On prend un petit raidillon où l'on croise un gros troupeau de moutons, les bergers sont là et les patous tranquilles. Le brouillard finit par se déchirer et on a une belle vue qui se dégage à l'approche de la Pra. Soleil, ciel bleu, l'espoir renaît !
Une dernière traversée de pelouse et me voici au refuge de la Pra. Le premier gros morceau arrive à ce moment: l'ascension de la Croix de Belledonne. Hélas, les bénévoles douchent vite notre enthousiasme: on n'y montera pas, trop de brouillard, peur que des gens se perdent, météo mauvaise annoncée pour la nuit. Vu ce qu'on a eu jusque-là, je comprends la décision. Je pense aussi que l'organisation essaye de faire gagner du temps à tout le monde pour que la plupart des gens soient sortis du "Belledonne sauvage" (c'est à dire arrivés aux 7 Laux) avant la nuit qui pourrait être problématique en cas de mauvaise visibilité.
D'ailleurs le beau temps qui avait fait une apparition est vite menacé par des bancs de nuages qui remontent les vallons. Il fait plutôt frais au ravito et j'essaye de ne pas trop traîner, de trouver le bon équilibre entre petit repos, manger suffisamment, et ne pas prendre froid.
10 minutes de pause à La Pra, puis je repars dans les nuages.
On commence par monter pour rejoindre les lacs du Doménon. Une fois encore, les nuages se déchirent, soleil et ciel bleu sont là. On monte en direction du col de Freydane et on dit au revoir à la Croix. Un peu de déception bien sûr, surtout que la météo semble aller vers le bon.

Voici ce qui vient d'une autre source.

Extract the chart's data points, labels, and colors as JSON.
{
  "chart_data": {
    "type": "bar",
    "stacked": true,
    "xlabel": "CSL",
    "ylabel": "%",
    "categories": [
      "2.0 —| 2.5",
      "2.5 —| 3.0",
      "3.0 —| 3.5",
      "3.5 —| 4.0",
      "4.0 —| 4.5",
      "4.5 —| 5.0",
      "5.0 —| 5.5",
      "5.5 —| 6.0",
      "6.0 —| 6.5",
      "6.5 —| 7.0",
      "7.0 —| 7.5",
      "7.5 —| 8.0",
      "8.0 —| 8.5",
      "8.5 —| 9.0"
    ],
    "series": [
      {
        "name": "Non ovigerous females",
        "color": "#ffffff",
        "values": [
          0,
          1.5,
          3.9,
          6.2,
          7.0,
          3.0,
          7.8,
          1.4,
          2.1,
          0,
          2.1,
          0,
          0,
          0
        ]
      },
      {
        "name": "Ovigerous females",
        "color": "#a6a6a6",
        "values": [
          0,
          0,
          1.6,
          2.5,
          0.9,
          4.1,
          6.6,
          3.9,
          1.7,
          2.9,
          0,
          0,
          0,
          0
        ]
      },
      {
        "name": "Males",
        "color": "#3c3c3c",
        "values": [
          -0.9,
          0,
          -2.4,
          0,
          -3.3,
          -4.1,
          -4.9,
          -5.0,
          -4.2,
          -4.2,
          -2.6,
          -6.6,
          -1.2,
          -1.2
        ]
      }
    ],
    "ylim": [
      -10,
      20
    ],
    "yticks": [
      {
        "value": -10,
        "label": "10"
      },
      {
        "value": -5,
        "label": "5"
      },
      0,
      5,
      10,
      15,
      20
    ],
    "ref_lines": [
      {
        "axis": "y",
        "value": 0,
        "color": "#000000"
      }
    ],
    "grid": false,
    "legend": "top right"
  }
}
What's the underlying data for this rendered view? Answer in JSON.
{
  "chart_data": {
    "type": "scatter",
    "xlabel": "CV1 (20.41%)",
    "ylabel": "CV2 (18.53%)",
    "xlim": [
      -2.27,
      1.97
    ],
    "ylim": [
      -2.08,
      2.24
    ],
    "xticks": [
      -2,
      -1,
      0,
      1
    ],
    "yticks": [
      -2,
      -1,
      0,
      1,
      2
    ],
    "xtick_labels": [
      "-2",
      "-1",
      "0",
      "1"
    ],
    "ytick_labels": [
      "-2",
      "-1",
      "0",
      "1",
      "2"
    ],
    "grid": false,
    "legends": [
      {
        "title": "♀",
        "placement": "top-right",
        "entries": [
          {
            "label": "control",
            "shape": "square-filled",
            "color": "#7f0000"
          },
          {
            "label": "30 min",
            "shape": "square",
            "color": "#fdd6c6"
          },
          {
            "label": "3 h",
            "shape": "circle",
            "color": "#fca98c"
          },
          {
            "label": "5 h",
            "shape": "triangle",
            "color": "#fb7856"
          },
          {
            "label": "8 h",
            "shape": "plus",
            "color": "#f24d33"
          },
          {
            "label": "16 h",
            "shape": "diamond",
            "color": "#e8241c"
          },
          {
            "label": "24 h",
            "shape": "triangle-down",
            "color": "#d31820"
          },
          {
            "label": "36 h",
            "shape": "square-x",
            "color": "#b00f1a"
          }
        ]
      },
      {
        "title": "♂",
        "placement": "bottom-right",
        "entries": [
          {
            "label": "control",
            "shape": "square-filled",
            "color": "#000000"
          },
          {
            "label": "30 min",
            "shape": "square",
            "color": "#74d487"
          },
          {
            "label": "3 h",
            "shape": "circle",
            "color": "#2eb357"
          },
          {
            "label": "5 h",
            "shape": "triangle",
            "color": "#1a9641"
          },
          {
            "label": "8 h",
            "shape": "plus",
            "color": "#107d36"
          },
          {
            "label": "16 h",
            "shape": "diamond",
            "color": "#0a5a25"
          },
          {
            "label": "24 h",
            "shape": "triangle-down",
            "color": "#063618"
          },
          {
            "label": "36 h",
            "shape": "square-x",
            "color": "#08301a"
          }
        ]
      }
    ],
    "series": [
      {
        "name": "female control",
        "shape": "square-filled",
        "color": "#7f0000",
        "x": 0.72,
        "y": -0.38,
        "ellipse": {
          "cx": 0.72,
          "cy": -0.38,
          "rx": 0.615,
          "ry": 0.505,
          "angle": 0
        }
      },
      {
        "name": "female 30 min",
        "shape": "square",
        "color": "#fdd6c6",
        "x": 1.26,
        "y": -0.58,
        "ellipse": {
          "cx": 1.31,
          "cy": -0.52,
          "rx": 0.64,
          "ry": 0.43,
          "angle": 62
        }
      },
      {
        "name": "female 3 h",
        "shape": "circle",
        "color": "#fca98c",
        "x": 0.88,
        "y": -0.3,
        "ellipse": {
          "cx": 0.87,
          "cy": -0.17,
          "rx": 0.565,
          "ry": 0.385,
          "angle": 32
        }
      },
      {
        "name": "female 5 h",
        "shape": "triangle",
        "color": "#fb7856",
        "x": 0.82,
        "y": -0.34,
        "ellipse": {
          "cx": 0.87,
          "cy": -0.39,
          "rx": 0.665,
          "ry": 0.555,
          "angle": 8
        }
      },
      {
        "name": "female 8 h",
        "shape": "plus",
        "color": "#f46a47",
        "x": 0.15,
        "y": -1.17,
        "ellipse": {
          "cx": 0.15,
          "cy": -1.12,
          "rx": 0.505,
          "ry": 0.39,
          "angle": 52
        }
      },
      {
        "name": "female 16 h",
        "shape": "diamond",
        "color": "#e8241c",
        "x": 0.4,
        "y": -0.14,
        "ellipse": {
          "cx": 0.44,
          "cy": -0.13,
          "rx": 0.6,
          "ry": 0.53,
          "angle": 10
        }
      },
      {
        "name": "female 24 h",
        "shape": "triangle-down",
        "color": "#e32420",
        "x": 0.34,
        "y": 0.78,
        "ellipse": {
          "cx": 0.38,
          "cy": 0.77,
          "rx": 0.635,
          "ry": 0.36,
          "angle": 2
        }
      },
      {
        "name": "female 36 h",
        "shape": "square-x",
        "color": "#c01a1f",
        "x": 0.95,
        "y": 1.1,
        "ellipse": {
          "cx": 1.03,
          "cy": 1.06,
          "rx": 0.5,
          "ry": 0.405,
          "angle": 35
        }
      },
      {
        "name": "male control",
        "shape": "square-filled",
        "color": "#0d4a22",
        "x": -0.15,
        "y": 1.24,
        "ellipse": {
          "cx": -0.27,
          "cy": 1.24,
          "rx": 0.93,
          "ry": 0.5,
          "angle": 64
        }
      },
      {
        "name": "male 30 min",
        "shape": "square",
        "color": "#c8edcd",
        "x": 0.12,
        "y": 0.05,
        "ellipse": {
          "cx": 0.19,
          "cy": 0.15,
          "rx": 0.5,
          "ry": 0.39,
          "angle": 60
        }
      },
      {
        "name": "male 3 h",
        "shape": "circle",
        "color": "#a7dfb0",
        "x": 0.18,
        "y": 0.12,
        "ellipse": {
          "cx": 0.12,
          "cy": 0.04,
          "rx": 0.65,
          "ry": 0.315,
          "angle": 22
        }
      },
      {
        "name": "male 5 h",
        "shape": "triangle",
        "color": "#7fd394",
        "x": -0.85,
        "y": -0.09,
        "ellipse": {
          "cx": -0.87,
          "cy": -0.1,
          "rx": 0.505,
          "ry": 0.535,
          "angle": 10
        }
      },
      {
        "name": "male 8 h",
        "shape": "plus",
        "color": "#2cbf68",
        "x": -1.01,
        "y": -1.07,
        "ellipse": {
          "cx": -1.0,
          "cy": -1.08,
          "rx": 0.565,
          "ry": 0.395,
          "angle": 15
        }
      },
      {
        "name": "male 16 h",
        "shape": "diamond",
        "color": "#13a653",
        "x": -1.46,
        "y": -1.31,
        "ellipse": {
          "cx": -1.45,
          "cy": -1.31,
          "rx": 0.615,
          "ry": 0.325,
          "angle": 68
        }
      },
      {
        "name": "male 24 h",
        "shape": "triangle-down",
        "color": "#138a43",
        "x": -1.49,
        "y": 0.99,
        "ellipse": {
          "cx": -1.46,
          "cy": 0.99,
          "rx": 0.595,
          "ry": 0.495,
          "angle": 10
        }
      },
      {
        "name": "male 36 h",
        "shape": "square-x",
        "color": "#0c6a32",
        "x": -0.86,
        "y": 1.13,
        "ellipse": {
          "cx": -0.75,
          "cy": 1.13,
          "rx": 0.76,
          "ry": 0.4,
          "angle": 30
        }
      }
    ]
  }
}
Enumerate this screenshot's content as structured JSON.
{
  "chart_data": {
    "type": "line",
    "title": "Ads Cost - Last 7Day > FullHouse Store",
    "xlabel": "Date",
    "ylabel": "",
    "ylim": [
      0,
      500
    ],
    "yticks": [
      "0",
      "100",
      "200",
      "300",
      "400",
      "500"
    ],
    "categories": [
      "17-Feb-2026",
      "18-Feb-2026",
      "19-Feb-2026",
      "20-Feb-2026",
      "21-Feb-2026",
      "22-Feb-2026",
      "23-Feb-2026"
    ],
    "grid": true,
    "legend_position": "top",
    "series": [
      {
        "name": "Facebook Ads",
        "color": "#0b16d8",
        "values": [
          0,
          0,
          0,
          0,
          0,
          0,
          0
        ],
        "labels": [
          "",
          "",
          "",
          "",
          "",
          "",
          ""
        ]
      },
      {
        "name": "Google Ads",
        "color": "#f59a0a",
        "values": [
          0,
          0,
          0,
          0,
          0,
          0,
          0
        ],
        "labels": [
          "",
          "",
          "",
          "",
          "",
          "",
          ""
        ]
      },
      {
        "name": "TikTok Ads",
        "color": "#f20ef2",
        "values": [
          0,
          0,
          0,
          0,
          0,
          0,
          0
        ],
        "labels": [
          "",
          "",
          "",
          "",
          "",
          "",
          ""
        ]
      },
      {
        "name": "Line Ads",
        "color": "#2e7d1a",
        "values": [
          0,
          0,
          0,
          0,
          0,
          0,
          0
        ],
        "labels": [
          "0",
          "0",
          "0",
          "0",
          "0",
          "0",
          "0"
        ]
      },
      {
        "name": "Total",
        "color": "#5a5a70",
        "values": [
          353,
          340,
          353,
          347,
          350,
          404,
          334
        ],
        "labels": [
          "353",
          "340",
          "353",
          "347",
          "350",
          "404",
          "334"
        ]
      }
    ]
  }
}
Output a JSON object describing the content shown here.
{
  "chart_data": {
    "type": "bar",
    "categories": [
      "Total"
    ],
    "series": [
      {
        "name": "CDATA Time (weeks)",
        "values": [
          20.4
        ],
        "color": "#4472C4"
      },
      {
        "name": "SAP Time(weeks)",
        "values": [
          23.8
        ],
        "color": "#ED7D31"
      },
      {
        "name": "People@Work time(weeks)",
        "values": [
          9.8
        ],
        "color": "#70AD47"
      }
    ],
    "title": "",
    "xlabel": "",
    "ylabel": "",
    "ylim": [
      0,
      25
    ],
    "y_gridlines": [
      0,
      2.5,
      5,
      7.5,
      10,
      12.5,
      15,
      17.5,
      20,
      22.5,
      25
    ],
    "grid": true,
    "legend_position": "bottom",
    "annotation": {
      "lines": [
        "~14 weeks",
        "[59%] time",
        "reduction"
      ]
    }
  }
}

Photo Matthieu Rieux - pour montrer qu'on a eu du soleil quand même vers Freydane
Pour les plus lents, la décision semble quand même avoir été bonne, et en ce qui me concerne, une fois arrivé au bout de l'aventure, cette coupe de parcours aura permis d'économiser quelques forces. Peut-être aussi qu'inconsciemment, cet allègement de parcours nous font tous aller un peu plus vite. Derrière le col de Freydane, on bascule à nouveau franchement dans les nuages. De la descente vers Jean Collet, je me rappelle surtout de beaucoup d'humidité, de sentiers glissants, et pas trop de paysages. Je crois que c'est sur cette section que je rattrape M_Baton puis campdedroles, très reconnaissable avec sa banane en guise de tout bagage. Avec l'humidité, le froid revient. On ne devine Jean Collet vraiment qu'au dernier moment, englué dans la brume. Je passe la veste mais on a quand même vite fait de se refroidir. Mon roadbook indique deux longues sections à venir jusqu'au Pleynet avec un ravitaillement léger au Habert d'Aiguebelle, je dois donc y faire une bonne pause, bien m'alimenter et repartir avec de quoi manger. Sauf qu'avec le froid, impossible de trop traîner. Je bois une soupe chaude, m'assois un peu, vide les petits cailloux de mes chaussures, mange, et après 12 minutes de pause à Jean Collet, je repars avant d'être frigorifié. Je suis globalement bien à tous les niveaux, pas de douleurs, fatigue normale.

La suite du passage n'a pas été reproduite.